In the first article of this series, we recognized that we, the members of the Church, by virtue of being members of the Church, are members of Christ’s Mystical Body. We are one with each other in the Body, for all parts of a body are united to each other in their shared mission towards the growth and life of that body; this is true despite each of us having different gifts and vocations from each other.
In the second article of this series, we recognized that it is fully and completely Christ’s body in which we are united together. It is only by Christ being the Head of the Mystical Body that we are able to say that the Church is one with Him and His mission in bringing all people throughout the world to love of Him and eternal salvation.
Now that we see our union with each other and our union with Christ, it is important to ask the final question: how does this affect my relationship with Christ? What does it truly mean in practice and in life to be a member of this Mystical Body?
The Implications Such Unions Have Upon Our Spiritual Journey
Numerous answers can be given that would add to our wonder and study of such questions, but all of them can be summed up into one statement:
We all feel what the rest of the body feels, we feel what Christ feels, and Christ feels what we feel.

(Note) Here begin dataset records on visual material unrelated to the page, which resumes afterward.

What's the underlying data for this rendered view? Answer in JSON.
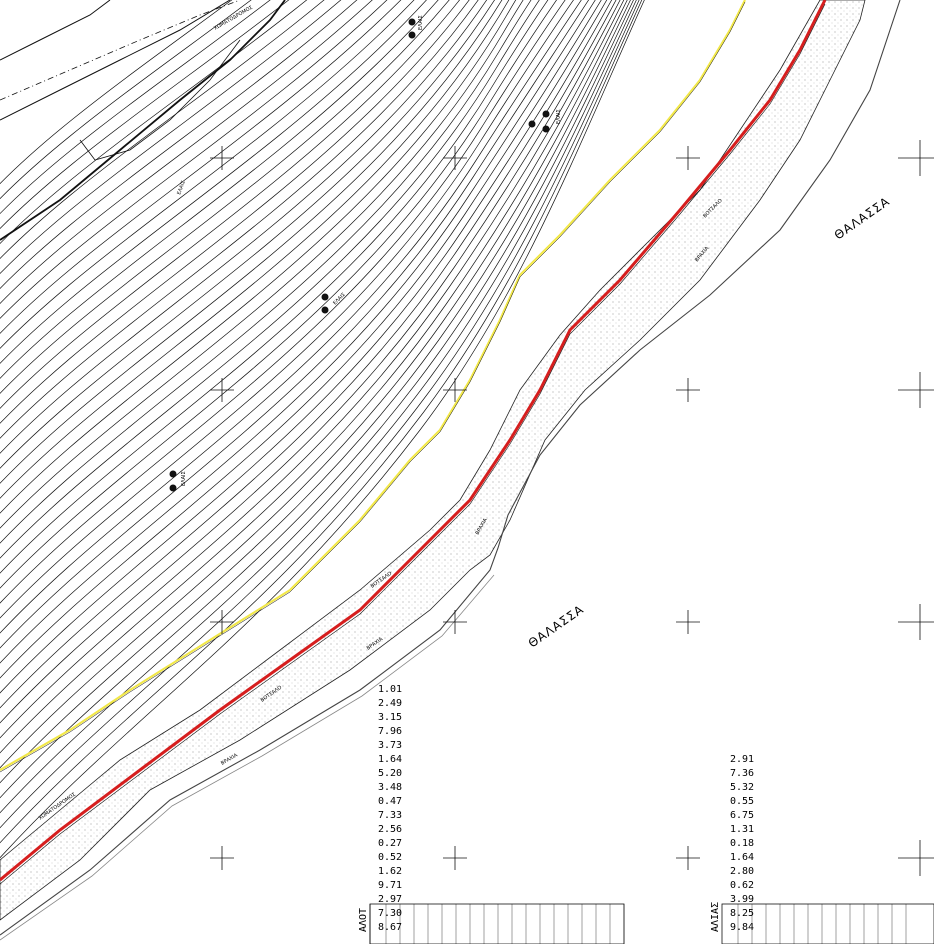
{
  "labels": {
    "sea": "ΘΑΛΑΣΣΑ",
    "olive": "ΕΛΑΙΣ",
    "pebbles": "ΒΟΤΣΑΛΟ",
    "rocks": "ΒΡΑΧΙΑ",
    "dirt_road": "ΧΩΜΑΤΟΔΡΟΜΟΣ"
  },
  "tables": [
    {
      "header": "ΑΛΟΤ",
      "values": [
        "8.67",
        "7.30",
        "2.97",
        "9.71",
        "1.62",
        "0.52",
        "0.27",
        "2.56",
        "7.33",
        "0.47",
        "3.48",
        "5.20",
        "1.64",
        "3.73",
        "7.96",
        "3.15",
        "2.49",
        "1.01"
      ]
    },
    {
      "header": "ΑΛΙΑΣ",
      "values": [
        "9.84",
        "8.25",
        "3.99",
        "0.62",
        "2.80",
        "1.64",
        "0.18",
        "1.31",
        "6.75",
        "0.55",
        "5.32",
        "7.36",
        "2.91"
      ]
    }
  ],
  "colors": {
    "line": "#000000",
    "coast_red": "#d61e1e",
    "path_yellow": "#f2e84a"
  }
}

Imagine your own body. If you experience pleasure or happiness it is never merely some part of you that experiences it, your entire self experiences that pleasure and happiness. Say you get a back massage, for example. Your back is the part of the body that directly feels the physical pleasure, but you yourself, and thus your entire body, feels good because of the massage.
Similarly if you stub your toe on a piece of furniture then your toe will be the part of the body that directly experiences the pain, but you yourself, by virtue of being united with that part of the body, will experience the pain, as will the rest of the parts of the body, even if not in a direct way.
So it is within the Mystical Body of Christ. If one part experiences God’s mercy and love then all the parts experience the same because the Body itself experiences it. If one part suffers due to persecution, famine, and the like then the whole Body suffers along with it.
And Jesus Christ Himself is not removed from these experiences. In fact, he feels them much more intimately than we do because it is His body. Any and all joy, pleasure, sadness, suffering and love that we as members of the Church experience, He experiences because of how deeply united He is to us. What we feel IS what He feels. What we sense IS what He senses.
This radical union that we have with Christ does not merely work in one direction, though. It is not just that what we go through is what He goes through; it is also that what He endured is what we will endure. We will encounter death, despair, trials, temptations, but also life, wonder, bliss, and satisfaction, all because He experienced all that and more. The Body experiences what the Person experiences, for the two are not really two, but one.
This simple yet profound reality illuminates much of the words of Jesus Himself.
For why will we be ‘handed over to the courts’ and scourged (Matt. 10: 17)? Because Jesus Himself was handed over to the courts and scourged (Mark 15: 1-15).
Why must we love our enemies and allow them to, after striking us ‘on one cheek, offer the other as well’ (Luke 6: 29)? Because Jesus did exactly that (John 19: 1-3).
Why must we go throughout the whole world and ‘make disciples of all nations’ (Matt 28: 19)? Because Jesus was also sent by the Father ‘into the world’ (John 17: 18).
Why will the world hate us and persecute us (John 15: 18-21)? Because the world hated and persecuted Him (John 15: 18-21).
Why will we be resurrected body and soul ‘on the last day’ (John 6: 40)? Because Jesus was resurrected, body and soul after his own death (Luke 24).
If we are truly members of Jesus’ Mystical Body then there is nothing that He has experienced on Earth that we will not also experience. If we are truly members of His Body then we are called to do all that He did, even if it means severe and brutal retaliation from those who are not part of the Body of Christ.
To be part of Jesus’ Body is to be one with Jesus. And to be one with Jesus is to uphold, defend, and treasure the entire Body. We are to do this for one reason only: because that is what each and every part of any single body is supposed to do, to do all that we can to protect and cherish the life of the Body of which we are a part.
If our ultimate goal is to love God and to spend eternal life with Him, then we must and we will love His Body, for to love His entire Body is the same as to love Christ.